Agama pada akhirnya tak hanya menjadi pedoman nilai-nilai kehidupan, pegangan
spiritualitas dan identitas, namun tak jarang juga menjadi kerangka utama dalam
memandang dan memahami dunia termasuk konflik-konflik sosio-politik. Tantangan
dari hal ini adalah, ketidakmampuan kita untuk melihat bahwa sesungguhnya
agamapun,dalam banyak hal, dapat dan telah dikooptasi oleh kapitalisme,
xenophobia dan kepentingan oligarki.
Pendidikan
Kritis ala Freire
Isu
seputar Pilkada DKI Jakarta 2017 membuka mata kelas menengah akan pentingnya sikap
kritis, terutama dalam hal menanggapi informasi yang diterima. Kata ‘hoax’ mungkin
menjadi salah satu kata yang paling sering diucapkan atau didengar beberapa
tahun belakangan terakhir.
Walaupun
telah ada usaha untuk membantu masyarakat memisahkan antara berita yang benar
dan tidak, permasalahan ketidakmampuan bernalar kritis kita harus diatasi ke
akar permasalahannya.
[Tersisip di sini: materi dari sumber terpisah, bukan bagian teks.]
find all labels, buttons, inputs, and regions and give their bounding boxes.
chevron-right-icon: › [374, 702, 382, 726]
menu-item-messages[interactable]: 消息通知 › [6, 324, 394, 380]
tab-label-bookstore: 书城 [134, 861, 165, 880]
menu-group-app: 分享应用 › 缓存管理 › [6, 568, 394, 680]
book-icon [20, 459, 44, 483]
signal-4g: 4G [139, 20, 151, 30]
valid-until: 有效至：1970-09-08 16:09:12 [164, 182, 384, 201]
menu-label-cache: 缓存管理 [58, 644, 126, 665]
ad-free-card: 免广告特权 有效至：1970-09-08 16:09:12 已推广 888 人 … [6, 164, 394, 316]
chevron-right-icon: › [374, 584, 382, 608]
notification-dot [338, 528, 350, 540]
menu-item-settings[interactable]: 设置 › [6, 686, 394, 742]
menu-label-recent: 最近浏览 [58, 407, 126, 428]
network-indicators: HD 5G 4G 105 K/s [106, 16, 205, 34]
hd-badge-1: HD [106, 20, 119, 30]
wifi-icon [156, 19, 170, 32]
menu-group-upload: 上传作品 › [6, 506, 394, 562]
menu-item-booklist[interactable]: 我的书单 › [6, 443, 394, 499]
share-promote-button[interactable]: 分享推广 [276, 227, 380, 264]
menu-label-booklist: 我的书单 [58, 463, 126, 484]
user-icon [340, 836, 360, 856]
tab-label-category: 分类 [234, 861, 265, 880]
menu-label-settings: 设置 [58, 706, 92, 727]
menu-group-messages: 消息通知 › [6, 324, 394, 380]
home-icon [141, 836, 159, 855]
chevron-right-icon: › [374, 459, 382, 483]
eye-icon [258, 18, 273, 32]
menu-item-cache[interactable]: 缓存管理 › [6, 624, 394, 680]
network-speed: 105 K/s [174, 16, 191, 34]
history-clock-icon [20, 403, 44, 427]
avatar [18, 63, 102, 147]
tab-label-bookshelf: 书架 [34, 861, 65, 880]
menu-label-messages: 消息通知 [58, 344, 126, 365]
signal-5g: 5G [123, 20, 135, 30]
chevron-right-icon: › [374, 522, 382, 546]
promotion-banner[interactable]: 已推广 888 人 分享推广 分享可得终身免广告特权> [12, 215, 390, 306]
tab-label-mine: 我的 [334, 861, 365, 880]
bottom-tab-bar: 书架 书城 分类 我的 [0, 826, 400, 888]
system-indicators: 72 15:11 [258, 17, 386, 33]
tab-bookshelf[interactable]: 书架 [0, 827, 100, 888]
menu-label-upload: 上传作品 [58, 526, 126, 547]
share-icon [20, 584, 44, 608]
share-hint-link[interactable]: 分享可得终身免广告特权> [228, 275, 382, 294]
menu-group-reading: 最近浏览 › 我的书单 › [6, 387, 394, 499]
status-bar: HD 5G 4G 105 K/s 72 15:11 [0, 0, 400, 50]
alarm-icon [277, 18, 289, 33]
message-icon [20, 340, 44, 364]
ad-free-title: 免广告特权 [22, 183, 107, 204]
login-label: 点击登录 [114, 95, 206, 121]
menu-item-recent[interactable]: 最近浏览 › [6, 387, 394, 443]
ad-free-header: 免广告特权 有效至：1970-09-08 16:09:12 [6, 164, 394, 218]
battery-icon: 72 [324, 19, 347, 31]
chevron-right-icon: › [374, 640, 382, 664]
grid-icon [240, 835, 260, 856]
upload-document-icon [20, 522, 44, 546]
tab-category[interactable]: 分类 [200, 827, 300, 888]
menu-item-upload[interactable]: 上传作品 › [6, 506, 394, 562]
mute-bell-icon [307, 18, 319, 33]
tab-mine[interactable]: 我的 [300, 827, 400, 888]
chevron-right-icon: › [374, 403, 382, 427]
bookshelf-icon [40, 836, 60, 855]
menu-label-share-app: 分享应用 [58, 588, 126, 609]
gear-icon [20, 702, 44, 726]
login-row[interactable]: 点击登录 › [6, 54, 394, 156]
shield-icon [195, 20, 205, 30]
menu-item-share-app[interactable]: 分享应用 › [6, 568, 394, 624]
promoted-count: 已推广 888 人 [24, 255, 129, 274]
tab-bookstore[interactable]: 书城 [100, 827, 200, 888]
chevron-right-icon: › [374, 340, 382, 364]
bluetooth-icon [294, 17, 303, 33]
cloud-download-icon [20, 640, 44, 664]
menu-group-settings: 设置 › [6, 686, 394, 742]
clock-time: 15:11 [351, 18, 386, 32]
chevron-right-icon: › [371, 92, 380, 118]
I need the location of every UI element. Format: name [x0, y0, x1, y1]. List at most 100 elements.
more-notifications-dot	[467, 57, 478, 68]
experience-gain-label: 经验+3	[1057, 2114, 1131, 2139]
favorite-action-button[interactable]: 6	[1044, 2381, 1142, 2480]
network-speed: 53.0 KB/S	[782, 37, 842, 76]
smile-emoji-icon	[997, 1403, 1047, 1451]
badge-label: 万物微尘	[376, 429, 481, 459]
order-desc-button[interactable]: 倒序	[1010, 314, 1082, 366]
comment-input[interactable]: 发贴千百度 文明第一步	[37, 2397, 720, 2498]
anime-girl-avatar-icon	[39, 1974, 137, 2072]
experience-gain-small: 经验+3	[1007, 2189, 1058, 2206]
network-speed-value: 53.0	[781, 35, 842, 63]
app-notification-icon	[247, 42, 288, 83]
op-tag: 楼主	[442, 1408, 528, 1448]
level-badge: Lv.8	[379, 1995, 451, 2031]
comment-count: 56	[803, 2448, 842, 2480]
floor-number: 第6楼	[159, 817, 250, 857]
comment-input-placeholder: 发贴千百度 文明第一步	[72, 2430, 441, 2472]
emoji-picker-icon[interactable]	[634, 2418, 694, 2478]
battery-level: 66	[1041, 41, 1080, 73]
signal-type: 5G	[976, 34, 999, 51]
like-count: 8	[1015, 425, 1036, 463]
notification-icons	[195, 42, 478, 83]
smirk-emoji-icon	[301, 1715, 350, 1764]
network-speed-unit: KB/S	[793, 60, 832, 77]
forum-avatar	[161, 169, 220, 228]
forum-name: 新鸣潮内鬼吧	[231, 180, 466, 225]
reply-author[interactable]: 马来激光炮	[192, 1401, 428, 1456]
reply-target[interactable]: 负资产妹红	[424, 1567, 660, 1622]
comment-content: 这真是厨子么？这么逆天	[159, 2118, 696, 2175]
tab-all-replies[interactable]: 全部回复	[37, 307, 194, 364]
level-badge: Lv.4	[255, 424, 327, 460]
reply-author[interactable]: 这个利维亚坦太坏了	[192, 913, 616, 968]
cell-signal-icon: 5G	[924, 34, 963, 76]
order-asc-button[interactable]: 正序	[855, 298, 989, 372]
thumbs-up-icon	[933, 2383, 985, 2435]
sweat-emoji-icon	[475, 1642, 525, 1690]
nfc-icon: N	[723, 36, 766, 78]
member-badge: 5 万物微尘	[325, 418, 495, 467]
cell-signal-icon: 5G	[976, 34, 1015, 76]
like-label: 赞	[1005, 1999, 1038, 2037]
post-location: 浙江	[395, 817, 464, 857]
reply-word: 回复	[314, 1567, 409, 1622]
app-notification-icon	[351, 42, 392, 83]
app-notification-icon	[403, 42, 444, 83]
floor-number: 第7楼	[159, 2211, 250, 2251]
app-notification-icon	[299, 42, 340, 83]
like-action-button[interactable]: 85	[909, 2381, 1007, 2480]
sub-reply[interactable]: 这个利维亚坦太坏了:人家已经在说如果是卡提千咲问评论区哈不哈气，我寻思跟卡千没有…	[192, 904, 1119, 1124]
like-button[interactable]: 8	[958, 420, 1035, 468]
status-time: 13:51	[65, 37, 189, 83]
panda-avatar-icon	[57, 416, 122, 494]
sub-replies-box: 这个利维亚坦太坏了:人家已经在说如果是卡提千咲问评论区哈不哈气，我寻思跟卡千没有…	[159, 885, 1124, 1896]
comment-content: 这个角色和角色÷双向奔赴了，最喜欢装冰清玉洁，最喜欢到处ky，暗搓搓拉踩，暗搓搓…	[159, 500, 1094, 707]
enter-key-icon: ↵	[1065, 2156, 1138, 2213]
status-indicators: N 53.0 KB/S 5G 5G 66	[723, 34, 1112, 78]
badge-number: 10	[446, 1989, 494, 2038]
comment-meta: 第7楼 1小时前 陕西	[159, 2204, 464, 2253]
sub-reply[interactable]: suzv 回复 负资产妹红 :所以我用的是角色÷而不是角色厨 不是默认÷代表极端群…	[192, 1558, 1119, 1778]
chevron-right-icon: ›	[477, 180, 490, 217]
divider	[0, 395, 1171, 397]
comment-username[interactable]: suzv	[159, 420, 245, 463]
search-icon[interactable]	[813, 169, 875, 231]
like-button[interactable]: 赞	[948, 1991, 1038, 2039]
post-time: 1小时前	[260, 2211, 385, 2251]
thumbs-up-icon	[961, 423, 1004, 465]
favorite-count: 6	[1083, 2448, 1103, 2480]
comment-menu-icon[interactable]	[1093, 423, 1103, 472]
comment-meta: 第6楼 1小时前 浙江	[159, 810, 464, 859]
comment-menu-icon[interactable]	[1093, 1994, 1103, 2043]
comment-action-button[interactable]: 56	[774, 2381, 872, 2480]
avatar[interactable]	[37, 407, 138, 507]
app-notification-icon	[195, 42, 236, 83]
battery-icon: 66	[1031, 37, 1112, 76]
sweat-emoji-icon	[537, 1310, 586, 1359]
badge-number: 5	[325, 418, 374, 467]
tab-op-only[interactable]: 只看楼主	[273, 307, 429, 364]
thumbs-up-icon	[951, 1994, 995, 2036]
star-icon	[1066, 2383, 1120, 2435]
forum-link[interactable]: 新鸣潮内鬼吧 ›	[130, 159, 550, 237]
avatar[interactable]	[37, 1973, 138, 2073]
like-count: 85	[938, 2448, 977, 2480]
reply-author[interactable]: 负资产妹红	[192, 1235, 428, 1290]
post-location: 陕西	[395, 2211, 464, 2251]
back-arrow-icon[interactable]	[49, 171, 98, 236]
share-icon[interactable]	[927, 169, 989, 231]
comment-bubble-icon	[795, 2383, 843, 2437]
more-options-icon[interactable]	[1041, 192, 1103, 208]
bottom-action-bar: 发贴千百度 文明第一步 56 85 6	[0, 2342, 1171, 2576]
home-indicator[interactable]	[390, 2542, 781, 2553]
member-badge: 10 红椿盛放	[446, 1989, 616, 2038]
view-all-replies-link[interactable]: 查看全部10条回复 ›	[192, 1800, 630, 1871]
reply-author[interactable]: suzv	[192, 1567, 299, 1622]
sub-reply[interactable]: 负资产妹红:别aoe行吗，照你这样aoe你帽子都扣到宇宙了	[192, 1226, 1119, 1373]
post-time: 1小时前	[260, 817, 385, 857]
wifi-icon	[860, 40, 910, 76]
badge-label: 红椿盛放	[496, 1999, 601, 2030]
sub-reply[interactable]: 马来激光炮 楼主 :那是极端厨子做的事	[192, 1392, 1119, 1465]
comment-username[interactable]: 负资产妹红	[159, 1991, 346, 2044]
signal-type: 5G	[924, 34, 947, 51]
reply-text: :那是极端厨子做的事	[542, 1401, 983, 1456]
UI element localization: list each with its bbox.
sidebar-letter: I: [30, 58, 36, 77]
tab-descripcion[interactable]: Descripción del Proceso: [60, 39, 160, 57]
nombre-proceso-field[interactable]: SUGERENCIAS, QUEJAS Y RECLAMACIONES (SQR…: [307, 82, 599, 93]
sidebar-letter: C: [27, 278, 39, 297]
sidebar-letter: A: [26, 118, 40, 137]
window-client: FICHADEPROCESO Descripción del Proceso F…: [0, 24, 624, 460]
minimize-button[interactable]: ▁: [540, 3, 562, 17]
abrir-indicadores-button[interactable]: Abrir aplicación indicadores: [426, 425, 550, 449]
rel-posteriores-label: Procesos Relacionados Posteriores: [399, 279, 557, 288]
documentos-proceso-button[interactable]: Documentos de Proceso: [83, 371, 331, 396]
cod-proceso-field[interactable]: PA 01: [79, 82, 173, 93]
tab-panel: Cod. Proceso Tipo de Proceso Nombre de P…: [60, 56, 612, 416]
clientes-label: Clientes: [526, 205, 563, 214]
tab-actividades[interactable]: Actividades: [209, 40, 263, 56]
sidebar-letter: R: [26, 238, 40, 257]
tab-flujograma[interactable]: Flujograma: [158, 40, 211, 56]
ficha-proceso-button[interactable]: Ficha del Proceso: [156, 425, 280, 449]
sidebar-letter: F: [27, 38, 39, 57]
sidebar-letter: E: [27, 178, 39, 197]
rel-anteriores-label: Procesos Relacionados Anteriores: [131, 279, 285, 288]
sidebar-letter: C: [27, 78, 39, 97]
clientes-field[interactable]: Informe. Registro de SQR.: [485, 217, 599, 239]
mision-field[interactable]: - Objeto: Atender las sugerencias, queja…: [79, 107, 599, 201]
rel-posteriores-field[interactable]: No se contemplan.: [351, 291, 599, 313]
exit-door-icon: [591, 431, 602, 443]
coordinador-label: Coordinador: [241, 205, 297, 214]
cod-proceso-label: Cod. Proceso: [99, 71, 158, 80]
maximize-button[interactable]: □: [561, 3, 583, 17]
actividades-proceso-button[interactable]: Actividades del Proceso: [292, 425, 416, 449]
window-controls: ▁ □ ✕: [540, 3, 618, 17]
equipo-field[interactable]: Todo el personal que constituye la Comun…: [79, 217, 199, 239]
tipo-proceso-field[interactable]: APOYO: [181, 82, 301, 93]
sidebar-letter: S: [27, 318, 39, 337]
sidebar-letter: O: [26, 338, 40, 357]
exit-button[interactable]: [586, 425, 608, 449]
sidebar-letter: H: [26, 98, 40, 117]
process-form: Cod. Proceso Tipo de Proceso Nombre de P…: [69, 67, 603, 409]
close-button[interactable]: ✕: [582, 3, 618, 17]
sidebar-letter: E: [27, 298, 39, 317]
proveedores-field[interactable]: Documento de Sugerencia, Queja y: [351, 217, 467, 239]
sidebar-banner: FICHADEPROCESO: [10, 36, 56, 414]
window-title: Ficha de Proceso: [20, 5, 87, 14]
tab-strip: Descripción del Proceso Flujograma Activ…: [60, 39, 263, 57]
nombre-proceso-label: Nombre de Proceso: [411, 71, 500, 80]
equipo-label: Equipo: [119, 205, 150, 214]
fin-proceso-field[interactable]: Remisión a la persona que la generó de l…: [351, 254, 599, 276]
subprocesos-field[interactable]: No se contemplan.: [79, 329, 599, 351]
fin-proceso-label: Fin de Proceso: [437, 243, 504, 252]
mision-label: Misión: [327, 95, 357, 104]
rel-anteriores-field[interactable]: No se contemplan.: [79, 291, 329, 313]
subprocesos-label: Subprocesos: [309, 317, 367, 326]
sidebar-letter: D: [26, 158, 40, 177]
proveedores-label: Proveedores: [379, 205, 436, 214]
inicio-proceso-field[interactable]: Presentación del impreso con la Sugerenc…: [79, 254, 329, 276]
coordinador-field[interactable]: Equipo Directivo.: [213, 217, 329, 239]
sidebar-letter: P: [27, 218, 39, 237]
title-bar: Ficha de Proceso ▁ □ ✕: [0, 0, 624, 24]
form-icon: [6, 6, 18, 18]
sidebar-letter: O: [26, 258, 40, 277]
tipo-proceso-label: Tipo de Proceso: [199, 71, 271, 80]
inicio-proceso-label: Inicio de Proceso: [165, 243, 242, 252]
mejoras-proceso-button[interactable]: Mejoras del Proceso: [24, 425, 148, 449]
Dibutuhkan sebuah revolusi pendidikan yang terbuka
terhadap kritik, mendorong masyarakat untuk berfikir secara kritis akan dirinya
maupun dunia sekitarnya dan, sesuai dengan cita-cita Ki Hadjar Dewantara,
membentuk pendidikan yang memanusiakan manusia. Di sini mungkin kita dapat
mengacu pada sosiolog C. Wright Mills (1959) dengan konsep sociological
imagination –nya dan juga pemikiran-pemikiran Paulo Freire (1970, 1973)
tentang pedagogi kritis.
Melalui
sociological imagination atau imajinasi sosiologis, Mills menerangkan
bahwa imajinasi ini dapat membantu seseorang memahami hubungan antara
pengalaman kehidupan kesehariannya dengan struktur sosial dalam masyarakatnya.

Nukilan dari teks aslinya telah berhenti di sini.